Frankreich

Paul Ricoeur

Balzan Preis 1999 für Philosophie

Für seine Fähigkeit, alle Themen und die wichtigsten Anregungen der Philosophie des 20. Jahrhunderts in einer Einheit zusammenzufassen und daraus eine eigenständige Synthese zu erarbeiten, die aus der Sprache - besonders der poetisch-metaphorischen Sprache - einen Ort der Offenbarung der Wirklichkeit macht, die von uns nicht manipuliert, sondern auf verschiedene Art und Weise und doch kohärent interpretiert werden kann. Durch die Metapher erreicht die Sprache jene Wahrheit, die aus uns das macht, was wir in der Tiefe unseres Wesens sind.

Der französische Philosoph Paul Ricoeur (Valence 27/02/2013 – Châtenay-Malabry 20/05/2005) lehrte in Strassburg und an der Sorbonne, bevor er in einem kritischen Moment (1969) die neue Universität Nanterre leitete. Nach seiner Emeritierung lehrte er in Amerika, vor allem an der Divinity School der Universität Chikago.

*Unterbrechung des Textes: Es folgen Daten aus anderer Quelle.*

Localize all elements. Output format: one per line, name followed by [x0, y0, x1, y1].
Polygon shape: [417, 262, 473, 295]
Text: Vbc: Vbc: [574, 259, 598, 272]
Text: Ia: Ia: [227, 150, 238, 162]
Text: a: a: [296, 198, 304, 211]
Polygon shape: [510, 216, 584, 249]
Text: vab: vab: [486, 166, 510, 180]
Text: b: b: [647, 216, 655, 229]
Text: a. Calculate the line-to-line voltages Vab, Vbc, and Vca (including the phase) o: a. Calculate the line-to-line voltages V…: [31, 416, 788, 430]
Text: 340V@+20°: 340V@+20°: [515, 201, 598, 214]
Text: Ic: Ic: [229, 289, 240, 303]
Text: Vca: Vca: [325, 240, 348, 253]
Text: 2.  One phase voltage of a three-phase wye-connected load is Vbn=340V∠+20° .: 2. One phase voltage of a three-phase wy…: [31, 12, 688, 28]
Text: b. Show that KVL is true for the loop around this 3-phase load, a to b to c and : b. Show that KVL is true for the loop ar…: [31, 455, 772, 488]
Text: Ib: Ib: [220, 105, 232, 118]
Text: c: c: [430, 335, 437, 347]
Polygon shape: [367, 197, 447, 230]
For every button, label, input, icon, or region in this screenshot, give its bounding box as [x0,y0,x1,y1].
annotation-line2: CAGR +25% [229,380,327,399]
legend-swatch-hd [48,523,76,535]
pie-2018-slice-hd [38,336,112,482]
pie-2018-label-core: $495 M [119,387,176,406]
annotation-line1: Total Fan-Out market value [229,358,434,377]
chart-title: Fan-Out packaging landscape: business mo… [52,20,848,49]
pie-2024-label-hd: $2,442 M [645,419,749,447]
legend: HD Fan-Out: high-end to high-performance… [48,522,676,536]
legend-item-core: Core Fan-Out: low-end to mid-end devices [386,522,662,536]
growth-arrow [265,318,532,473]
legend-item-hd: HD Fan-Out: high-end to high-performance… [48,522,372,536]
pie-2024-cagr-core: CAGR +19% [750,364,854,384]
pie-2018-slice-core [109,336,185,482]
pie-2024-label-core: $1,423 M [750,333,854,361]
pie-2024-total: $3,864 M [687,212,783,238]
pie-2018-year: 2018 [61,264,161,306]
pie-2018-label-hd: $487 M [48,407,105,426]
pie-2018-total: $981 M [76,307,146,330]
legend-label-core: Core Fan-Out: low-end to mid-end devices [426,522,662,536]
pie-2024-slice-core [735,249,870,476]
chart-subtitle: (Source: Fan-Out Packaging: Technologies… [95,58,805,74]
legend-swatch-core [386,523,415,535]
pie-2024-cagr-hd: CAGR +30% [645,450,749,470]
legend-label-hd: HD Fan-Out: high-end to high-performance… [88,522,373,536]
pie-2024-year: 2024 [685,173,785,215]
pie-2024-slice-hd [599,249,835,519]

Ricoeur, der der „Esprit“-Bewegung nahestand, erlag danach dem Zauber der bedeutendsten philosophischen Richtungen unseres Jahrhunderts, vor allem der Phänomenologie, dem Existentialismus und der Sprachphilosophie, wobei letztere als Mittel der Enthüllung zu verstehen ist.

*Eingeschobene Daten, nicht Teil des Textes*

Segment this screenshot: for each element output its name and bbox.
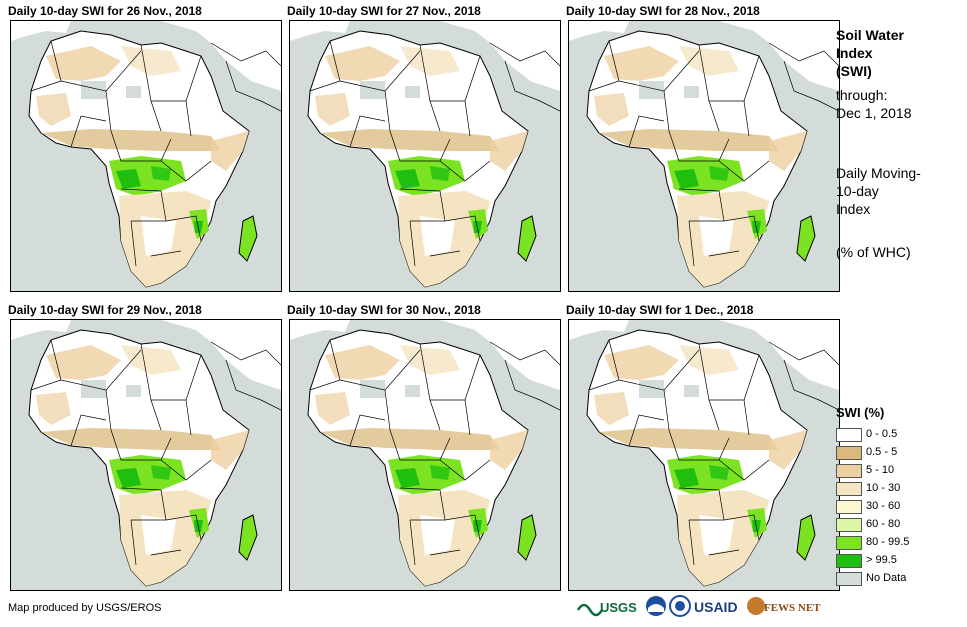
legend-label: 60 - 80	[866, 518, 901, 530]
desc-line2: 10-day	[836, 183, 879, 199]
legend-swatch	[836, 464, 862, 478]
legend-label: 0 - 0.5	[866, 428, 898, 440]
map-panel-1: Daily 10-day SWI for 26 Nov., 2018	[8, 4, 282, 292]
africa-map-6	[568, 319, 840, 591]
usgs-logo: USGS	[576, 600, 637, 617]
noaa-logo-icon	[646, 596, 666, 616]
index-title-line3: (SWI)	[836, 63, 872, 79]
legend-swatch	[836, 572, 862, 586]
panel-title: Daily 10-day SWI for 28 Nov., 2018	[566, 4, 760, 18]
africa-map-5	[289, 319, 561, 591]
map-panel-5: Daily 10-day SWI for 30 Nov., 2018	[287, 303, 561, 591]
legend-label: 10 - 30	[866, 482, 901, 494]
svg-text:USAID: USAID	[694, 599, 738, 615]
map-panel-3: Daily 10-day SWI for 28 Nov., 2018	[566, 4, 840, 292]
credit-text: Map produced by USGS/EROS	[8, 602, 162, 614]
legend-label: 5 - 10	[866, 464, 895, 476]
usaid-logo: USAID	[694, 599, 738, 615]
desc-line1: Daily Moving-	[836, 165, 921, 181]
legend-swatch	[836, 518, 862, 532]
legend-swatch	[836, 446, 862, 460]
legend-label: 80 - 99.5	[866, 536, 910, 548]
panel-title: Daily 10-day SWI for 30 Nov., 2018	[287, 303, 481, 317]
panel-title: Daily 10-day SWI for 26 Nov., 2018	[8, 4, 202, 18]
index-title-line1: Soil Water	[836, 27, 904, 43]
map-panel-4: Daily 10-day SWI for 29 Nov., 2018	[8, 303, 282, 591]
through-label: through:	[836, 87, 888, 103]
unit-label: (% of WHC)	[836, 244, 911, 260]
legend-label: 30 - 60	[866, 500, 901, 512]
legend-label: > 99.5	[866, 554, 897, 566]
map-panel-6: Daily 10-day SWI for 1 Dec., 2018	[566, 303, 840, 591]
legend-swatch	[836, 500, 862, 514]
desc-line3: Index	[836, 201, 871, 217]
africa-map-2	[289, 20, 561, 292]
legend-swatch	[836, 482, 862, 496]
index-title-line2: Index	[836, 45, 873, 61]
panel-title: Daily 10-day SWI for 27 Nov., 2018	[287, 4, 481, 18]
svg-text:USGS: USGS	[600, 600, 637, 615]
legend-swatch	[836, 536, 862, 550]
legend-label: 0.5 - 5	[866, 446, 898, 458]
africa-map-1	[10, 20, 282, 292]
panel-title: Daily 10-day SWI for 29 Nov., 2018	[8, 303, 202, 317]
panel-title: Daily 10-day SWI for 1 Dec., 2018	[566, 303, 754, 317]
map-panel-2: Daily 10-day SWI for 27 Nov., 2018	[287, 4, 561, 292]
fews-net-logo: FEWS NET	[747, 597, 821, 615]
agency-logos: USGS USAID FEWS NET	[576, 592, 831, 622]
usaid-seal-icon	[669, 595, 691, 617]
svg-text:FEWS NET: FEWS NET	[764, 602, 821, 614]
legend-swatch	[836, 428, 862, 442]
africa-map-4	[10, 319, 282, 591]
legend-title: SWI (%)	[836, 405, 885, 420]
legend-label: No Data	[866, 572, 907, 584]
through-date: Dec 1, 2018	[836, 105, 912, 121]
africa-map-3	[568, 20, 840, 292]
legend-swatch	[836, 554, 862, 568]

Ihr verdankt sich auch Ricoeurs religiöse Sensibilität, denn die „Religionen des Buches“ bedienen sich gerade des Wortes, um das, was jenseits des Wortes liegt, zu enthüllen. Viele seiner philosophischen und literarischen Werke wurden auch ins Deutsche übersetzt, wie z. B. Die lebendige Metapher, Zeit und Erzählung, Der Konflikt der Interpretationen.

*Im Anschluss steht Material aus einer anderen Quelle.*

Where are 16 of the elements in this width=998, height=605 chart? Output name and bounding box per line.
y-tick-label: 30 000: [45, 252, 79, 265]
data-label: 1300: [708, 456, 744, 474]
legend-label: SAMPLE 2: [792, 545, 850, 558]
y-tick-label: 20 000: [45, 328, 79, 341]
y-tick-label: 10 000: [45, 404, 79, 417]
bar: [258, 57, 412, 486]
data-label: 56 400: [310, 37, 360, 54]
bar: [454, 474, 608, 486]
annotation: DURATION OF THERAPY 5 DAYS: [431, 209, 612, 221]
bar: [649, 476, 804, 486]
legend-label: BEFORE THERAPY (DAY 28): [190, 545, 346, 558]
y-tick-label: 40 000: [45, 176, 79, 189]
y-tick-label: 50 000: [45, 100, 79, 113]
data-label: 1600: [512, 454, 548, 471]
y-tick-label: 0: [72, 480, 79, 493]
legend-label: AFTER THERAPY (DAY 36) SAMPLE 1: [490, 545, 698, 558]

Ricoeur erforschte also das Sprechen, nicht als ein Mittel, das darauf beschränkt ist, die Dinge zu beschreiben und sie zu beherrschen, sondern als etwas, das dazu geeignet ist, sowohl das Wirkliche, das Mögliche und das Virtuelle zu interpretieren. In dieser Funktion ist die Sprache die Lebendige Metapher (Paris, 1975) und nicht nur einfach ein Ornament. Beim Sprechen erzählt man und beschreibt man (wie die 3 Bände Zeit und Erzählung [Paris, 1983-1985] erläutern) und bezieht sich dabei auf wirkliche und unwirkliche Tatsachen, nicht mit dem einfachen Ziel, Informationen zu vermitteln, sondern um den tieferen Sinn der Wirklichkeit zum Vorschein zu bringen. Das geschieht nicht in einer einheitlichen und notwendigen Weise, sondern (wie schon Augustinus erkannt hatte) in Formen, die auch unter sich als widersprüchlich erscheinen können (wie in Der Konflikt der Interpretationen [Paris, 1969] dargestellt), die aber alle dazu beitragen, eine einzige, identische Wahrheit unter dem Wechsel der Formeln zu erklären.

Diese Untersuchungen, die Paul Ricoeur am Beispiel einer Vielzahl von philosophischen und literarischen Texten erläutert hat, machen aus ihm den Meister einer der wichtigsten Gruppierungen der heutigen Philosophie, die unter dem Namen „Hermeneutik“ oder Kunst der Interpretation bekannt ist. Dabei liegt das Hauptverdienst von Ricoeurs Denken darin, eine Interpretation der Interpretationen geliefert zu haben, die ihre Ver- schiedenartigkeit rechtfertigt, ohne sie weder alle auf das gleiche Niveau zu stellen (Relativismus) noch einer vor der anderen den Vorzug zu geben, nur weil sie von der Mehrheit geteilt wird: So sind gleichzeitig Wahrheit und Verschiedenartigkeit gesichert.